Les enfants du 21e siècle rêveront-ils encore de conduire lorsqu’il n’y aura plus de volant?
Et à partir de quel âge minimal pourra-t-on, légalement, se servir d’un véhicule quand il s’agira en fait du contraire et que ce dernier conduira l’être humain? Petit, un monde dans lequel les voitures prendraient le contrôle m’aurait paru un véritable cauchemar. Mais plus je vieillis, plus mon point de vue change. Et pourtant, j’adore toujours autant conduire! J’ai déjà vu tant d’accidents que la conduite autonome est souhaitable, selon moi, pour une simple question de sécurité. Actuellement, mes neveux font leurs débuts de jeunes conducteurs. Aussi, je serais heureux si leurs voitures, fortes d’un certain degré d’autonomie, veillaient à leur sécurité – et surtout si elles les empêchaient de faire les mêmes bêtises que moi, à leur âge. J’aimerais un véhicule autonome pour mes parents aussi: la conduite leur serait ainsi un peu moins fatigante. Et moi, est-ce que j’en voudrais un aussi? Pour être franc, dans un premier temps, non! Pourtant, chaque fois que je suis dans un embouteillage, je donnerais tout pour confier les commandes à ma voiture. Mais la plupart du temps, prendre activement le volant est vraiment pour moi source de plaisir. Après une journée harassante au bureau, la dernière chose que je souhaite, c’est de la prolonger en traitant mes e-mails pendant que je me fais conduire. Souvent, la conduite active me permet de me ressourcer.

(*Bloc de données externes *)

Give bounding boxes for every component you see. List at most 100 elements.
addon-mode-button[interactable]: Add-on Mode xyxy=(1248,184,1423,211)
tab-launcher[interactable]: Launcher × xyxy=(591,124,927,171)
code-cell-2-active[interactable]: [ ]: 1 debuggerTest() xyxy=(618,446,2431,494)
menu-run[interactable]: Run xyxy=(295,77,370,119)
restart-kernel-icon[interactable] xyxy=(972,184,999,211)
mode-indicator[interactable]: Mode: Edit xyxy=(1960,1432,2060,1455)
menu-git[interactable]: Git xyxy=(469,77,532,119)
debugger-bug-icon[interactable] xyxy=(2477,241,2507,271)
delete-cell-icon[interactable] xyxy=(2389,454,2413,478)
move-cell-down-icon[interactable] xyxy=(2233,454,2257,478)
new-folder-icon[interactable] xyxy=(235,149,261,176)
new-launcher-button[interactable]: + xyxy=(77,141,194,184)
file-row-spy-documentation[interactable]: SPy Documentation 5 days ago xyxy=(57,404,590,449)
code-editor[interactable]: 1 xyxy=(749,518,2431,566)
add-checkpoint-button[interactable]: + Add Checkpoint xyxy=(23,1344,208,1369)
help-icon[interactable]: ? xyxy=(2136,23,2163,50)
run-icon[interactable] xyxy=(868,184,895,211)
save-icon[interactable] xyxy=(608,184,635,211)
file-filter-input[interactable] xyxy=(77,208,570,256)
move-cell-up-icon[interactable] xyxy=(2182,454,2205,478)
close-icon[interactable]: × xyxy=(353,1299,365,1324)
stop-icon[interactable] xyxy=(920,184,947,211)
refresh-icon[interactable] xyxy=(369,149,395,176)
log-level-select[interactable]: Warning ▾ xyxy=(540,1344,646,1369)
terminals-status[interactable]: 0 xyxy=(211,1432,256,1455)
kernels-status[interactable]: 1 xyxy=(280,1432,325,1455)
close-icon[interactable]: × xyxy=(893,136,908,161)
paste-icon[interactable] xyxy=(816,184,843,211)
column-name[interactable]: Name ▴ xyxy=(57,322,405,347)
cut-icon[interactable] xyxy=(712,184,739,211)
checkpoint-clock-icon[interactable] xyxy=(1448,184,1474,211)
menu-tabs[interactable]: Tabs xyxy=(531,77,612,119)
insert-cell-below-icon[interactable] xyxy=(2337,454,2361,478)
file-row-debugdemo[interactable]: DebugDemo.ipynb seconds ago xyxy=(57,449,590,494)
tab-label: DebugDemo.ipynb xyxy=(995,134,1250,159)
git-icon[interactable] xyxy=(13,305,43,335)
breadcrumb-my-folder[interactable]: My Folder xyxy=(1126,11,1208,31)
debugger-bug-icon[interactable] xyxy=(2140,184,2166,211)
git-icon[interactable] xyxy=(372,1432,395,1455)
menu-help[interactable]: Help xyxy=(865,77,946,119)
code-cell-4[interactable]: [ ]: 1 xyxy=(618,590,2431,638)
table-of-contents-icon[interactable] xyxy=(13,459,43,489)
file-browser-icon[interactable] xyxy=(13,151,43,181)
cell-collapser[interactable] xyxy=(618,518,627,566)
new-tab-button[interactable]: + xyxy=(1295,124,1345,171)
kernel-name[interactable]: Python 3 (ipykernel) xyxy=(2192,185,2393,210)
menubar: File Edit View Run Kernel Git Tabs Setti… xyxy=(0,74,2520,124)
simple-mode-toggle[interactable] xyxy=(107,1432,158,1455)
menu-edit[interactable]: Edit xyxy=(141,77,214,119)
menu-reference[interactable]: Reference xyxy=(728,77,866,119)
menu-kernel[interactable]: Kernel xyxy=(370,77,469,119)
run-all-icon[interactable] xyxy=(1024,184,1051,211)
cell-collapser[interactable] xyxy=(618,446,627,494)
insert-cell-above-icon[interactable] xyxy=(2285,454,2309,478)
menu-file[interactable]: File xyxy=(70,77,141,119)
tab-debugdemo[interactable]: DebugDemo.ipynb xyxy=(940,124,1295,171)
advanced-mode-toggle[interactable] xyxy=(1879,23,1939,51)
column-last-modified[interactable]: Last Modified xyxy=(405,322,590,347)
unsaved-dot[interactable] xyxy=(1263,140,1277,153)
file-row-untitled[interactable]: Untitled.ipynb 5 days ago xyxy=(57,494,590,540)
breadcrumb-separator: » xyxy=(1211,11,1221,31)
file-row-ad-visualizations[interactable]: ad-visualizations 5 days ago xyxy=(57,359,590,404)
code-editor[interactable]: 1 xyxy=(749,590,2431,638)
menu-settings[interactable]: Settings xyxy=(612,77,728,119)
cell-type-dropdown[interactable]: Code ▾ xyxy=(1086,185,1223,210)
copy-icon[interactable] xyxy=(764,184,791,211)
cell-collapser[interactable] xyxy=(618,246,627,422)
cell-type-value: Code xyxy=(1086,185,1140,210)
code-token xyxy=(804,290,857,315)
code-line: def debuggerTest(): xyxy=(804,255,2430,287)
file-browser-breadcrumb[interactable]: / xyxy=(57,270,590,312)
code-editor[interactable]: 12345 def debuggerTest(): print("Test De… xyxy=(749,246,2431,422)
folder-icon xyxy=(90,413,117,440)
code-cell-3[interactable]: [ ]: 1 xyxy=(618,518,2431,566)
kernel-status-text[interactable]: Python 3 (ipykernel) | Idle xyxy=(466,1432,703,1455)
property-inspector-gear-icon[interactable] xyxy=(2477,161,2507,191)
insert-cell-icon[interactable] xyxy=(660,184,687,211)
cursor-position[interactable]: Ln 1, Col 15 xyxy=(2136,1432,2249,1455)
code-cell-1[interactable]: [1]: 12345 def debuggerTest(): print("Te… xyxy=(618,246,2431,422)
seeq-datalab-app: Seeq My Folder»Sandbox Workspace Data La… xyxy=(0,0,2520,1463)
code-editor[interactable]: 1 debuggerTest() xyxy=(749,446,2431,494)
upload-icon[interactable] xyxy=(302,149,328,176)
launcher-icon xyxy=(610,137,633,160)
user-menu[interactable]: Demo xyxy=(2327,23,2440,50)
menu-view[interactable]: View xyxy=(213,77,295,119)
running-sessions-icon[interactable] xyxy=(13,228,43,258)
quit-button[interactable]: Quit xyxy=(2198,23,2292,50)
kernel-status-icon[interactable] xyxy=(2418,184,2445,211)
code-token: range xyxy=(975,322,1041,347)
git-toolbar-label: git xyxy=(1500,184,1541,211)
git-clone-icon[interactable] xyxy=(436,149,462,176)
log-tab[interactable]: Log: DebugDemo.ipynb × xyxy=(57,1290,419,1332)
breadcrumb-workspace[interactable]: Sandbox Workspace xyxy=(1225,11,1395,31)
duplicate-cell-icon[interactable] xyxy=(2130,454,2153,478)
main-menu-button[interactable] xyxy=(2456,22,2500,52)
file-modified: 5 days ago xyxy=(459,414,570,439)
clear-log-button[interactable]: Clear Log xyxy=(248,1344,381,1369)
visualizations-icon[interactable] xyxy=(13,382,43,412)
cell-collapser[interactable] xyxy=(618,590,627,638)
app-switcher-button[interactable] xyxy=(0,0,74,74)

S’asseoir au volant, éteindre le téléphone, allumer la radio, se couper du monde et prendre plaisir à chaque changement de vitesse, à tous les freinages et à toutes les accélérations, se concentrer sur les mouvements du volant: quel plaisir! Un jour, je pourrai m’imaginer rouler à bord d’un véhicule autonome; mais pas maintenant.
Niveau 3:
les systèmes peuvent, surtout sur l’autoroute, se charger presque entièrement du pilotage. Le conducteur doit être apte à reprendre le volant après un avertissement de plusieurs secondes. Malgré le fort taux d’automatisation, il doit en permanence rester attentif au trafic, afin d’intervenir en cas d’urgence.
Niveau 4:
le véhicule se déplace en grande partie de manière autonome. Il se gare sans intervention humaine.
Niveau 5:
les véhicules ne sont plus dotés d’un volant. Ainsi, les personnes peuvent profiter de la «25e heure», la vision qu’a Audi d’une nouvelle forme de déplacements. Horizon réaliste de réalisation: 2025.
La conduite pilotée et la conduite autonome sont deux choses différentes.
La première permet encore d’intervenir activement, le conducteur endossant la pleine responsabilité, tandis que la deuxième repose sur des systèmes intelligents qui prennent entièrement les commandes. En comptant le niveau 0, on fait la distinction entre six niveaux.
Quoi qu’il en soit, cela supposerait que nous possèderions encore des voitures à l’avenir, ce qui semble hautement improbable. Il est plus vraisemblable que les véhicules viendront nous chercher sur demande.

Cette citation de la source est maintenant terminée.